Curiosity reached the planet in August 2012 and set out to determine whether Mars had ever had the right environmental conditions to support microbes. It did find other chemical and mineral evidence of past habitable environments on Mars.
“The big burning question was what Mars was like millions of years ago,” Upmanyu says.
The sulfur crystals are a very good geological tool, he says, to reconstruct the history of the planet.
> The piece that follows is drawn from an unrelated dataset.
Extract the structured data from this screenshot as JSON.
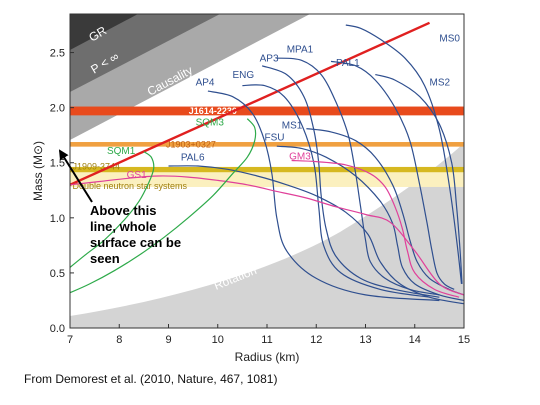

Scientists might be able to answer a lot of questions, he says, from what the inner core and magma on Mars are like to what happened to the water that made channels and grooves discovered by the science team and rovers.
“If we can conclude that, yes, these sulfur crystals on the surface of Mars were formed by a process like hydrothermal vents or volcanic activity, this is giving us information about the temperature and pressure on Mars at those points [of time] as well as the chemical composition of Mars,” Upmanyu says.
Currently, Mars has a very thin atmosphere that is carbon dioxide rich. The temperature on the red planet ranges from 70 degrees Fahrenheit to -225 degrees Fahrenheit.
“These sulfur crystals may have been formed millions of years ago,” he says. “So we are now able to reconstruct how historically the surface of Mars evolved over time, how temperature evolved, how this planet cooled, what was the chemistry as it cooled.”
On Earth, sulfur is used for rubber vulcanization in the automotive industry to make car tires durable and shock resistant. It is also the main source of sulfates in the skin care industry.
Maybe, Upmanyu says, pure Martian sulfur can be of some use to humans as well.
“I should say sulfur is not so technologically relevant,” he says. “But the possibility exists for other, more technologically relevant pure metal materials to exist there.”